According to an informed member of a major Kashmiri jihadist group, that was the work of the Lashkar-e-Taiba group which is made up of Pakistani fighters rather than Kashmiris.
Such analysis is shared by Arif Bahar, a Muzaffarabad-based Kashmiri analyst, who says there are now indications Pakistan may want to escalate tensions in Kashmir, but only in a controlled manner, using non-Kashmiri groups.
This is causing frustration among stranded Kashmiri fighters.
“It is Pakistan’s moral and legal responsibility to support us in our struggle to return to our homes with dignity and freedom,” says Uzair Ghazali, a former militant who campaigns for the resumption of jihad in Kashmir.
But oblivious to this longing for home among former fighters, their children are looking to a new future in Muzaffarabad – and Pakistan.
And they are helped in this by a number of good quality schools that charge hefty fees from the children of affluent locals in order to fund free education for those who have lost one or both parents to the war or natural disasters.
Asad Mir, 16, is a 10th grade student at Sawera (Dawn) Model School, a well-regarded English-medium public school in the upscale Shaukat Lines neighbourhood of Muzaffarabad.
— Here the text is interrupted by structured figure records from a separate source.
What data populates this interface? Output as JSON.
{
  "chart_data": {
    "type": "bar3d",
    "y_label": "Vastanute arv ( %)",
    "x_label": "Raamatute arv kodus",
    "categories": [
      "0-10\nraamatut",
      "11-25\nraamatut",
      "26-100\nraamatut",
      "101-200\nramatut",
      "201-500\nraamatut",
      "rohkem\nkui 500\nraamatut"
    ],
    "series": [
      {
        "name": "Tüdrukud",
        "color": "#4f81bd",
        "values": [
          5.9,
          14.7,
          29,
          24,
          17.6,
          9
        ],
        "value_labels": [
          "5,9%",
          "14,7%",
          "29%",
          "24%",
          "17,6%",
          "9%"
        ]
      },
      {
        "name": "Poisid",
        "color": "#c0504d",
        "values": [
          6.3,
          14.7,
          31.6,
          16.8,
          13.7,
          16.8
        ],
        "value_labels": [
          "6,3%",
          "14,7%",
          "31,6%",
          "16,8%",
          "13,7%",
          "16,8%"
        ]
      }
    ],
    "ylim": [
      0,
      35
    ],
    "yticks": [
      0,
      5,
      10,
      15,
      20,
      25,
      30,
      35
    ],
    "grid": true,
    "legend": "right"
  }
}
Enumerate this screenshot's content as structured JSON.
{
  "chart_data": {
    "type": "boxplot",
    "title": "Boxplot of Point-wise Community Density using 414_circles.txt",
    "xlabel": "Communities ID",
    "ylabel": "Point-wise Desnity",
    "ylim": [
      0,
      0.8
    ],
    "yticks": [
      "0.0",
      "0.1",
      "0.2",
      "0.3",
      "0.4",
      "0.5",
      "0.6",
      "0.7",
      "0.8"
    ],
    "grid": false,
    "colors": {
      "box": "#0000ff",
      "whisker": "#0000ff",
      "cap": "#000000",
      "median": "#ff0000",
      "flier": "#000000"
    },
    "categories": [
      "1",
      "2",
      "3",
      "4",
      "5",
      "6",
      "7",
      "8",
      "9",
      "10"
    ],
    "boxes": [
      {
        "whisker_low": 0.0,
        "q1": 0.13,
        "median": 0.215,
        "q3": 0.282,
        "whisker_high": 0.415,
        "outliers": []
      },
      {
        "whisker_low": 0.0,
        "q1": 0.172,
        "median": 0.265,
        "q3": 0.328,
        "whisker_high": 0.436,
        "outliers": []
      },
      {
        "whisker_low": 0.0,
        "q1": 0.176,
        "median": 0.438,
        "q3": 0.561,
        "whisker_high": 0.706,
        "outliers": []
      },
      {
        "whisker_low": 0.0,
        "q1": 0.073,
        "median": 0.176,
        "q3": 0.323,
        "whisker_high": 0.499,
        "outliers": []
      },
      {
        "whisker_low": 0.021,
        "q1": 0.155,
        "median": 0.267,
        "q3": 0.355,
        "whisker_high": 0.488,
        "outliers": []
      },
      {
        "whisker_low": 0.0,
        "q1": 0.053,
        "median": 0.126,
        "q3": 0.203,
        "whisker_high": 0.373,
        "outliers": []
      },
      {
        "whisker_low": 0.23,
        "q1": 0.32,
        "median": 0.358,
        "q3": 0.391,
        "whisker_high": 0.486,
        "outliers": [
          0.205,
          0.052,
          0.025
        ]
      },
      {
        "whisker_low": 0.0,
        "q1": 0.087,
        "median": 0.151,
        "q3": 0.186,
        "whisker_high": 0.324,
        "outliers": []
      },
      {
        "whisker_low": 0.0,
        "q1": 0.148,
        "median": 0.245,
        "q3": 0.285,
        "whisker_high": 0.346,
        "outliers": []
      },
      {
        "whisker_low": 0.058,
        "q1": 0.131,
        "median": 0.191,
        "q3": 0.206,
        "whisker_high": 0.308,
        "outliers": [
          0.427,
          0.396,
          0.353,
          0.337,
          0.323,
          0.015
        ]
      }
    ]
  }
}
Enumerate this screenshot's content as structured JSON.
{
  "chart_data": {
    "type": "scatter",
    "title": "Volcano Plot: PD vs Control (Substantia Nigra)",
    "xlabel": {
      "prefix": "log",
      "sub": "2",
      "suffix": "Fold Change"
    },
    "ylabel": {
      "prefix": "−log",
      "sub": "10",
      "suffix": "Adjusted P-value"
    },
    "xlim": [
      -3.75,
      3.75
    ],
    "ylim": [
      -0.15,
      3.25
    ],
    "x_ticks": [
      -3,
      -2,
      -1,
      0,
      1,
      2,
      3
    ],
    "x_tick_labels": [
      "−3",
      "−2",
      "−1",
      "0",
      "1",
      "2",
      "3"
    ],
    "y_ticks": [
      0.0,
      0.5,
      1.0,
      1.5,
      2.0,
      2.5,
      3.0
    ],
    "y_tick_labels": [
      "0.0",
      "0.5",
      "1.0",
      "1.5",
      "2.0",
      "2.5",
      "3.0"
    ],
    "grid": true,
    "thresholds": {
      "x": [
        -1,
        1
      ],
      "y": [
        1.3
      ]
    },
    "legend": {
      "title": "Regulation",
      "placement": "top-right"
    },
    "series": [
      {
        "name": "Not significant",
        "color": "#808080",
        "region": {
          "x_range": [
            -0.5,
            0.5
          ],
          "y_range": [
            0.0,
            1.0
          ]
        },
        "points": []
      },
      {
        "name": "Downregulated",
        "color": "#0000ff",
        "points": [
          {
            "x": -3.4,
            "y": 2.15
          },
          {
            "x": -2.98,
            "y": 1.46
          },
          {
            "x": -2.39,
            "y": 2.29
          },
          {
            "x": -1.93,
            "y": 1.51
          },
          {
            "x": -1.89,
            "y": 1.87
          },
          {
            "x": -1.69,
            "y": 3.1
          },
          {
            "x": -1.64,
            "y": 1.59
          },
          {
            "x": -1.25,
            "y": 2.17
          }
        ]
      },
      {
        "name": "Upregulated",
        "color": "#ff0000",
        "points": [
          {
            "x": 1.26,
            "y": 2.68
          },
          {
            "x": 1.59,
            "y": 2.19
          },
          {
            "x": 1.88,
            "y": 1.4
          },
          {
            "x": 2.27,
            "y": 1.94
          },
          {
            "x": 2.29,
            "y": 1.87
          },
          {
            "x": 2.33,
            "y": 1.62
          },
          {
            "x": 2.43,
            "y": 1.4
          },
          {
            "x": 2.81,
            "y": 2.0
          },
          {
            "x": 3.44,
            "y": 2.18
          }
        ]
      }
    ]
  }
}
His sister also studies at the same school, while his elder brother works as a salesman at a general store.
The family lives off the meagre government pay-outs, but he looks neat, confident and relaxed – thanks to free education and free transport to school that is provided for him and his sister from their home in a refugee camp.
“I love maths. I want to be an engineer,” he says, with a determined look in his eyes.
His father was from Baramulla, and was killed during a militant operation in that area.
“I was just three years old then. My sister was one. They say the [Islamic Front] organisation’s vehicle came to pick him up from our home at the camp, and he never came back. My mum says his body was never found.”
Asad says he has no interest in the war, not only because it took away his father, but also because he does not want to go to his father’s home and village across the border.
“I don’t know anyone in Baramulla. Mum says Muzaffarabad is our home now. I think she’s right.”
None of the former militants interviewed for this piece wished to be photographed.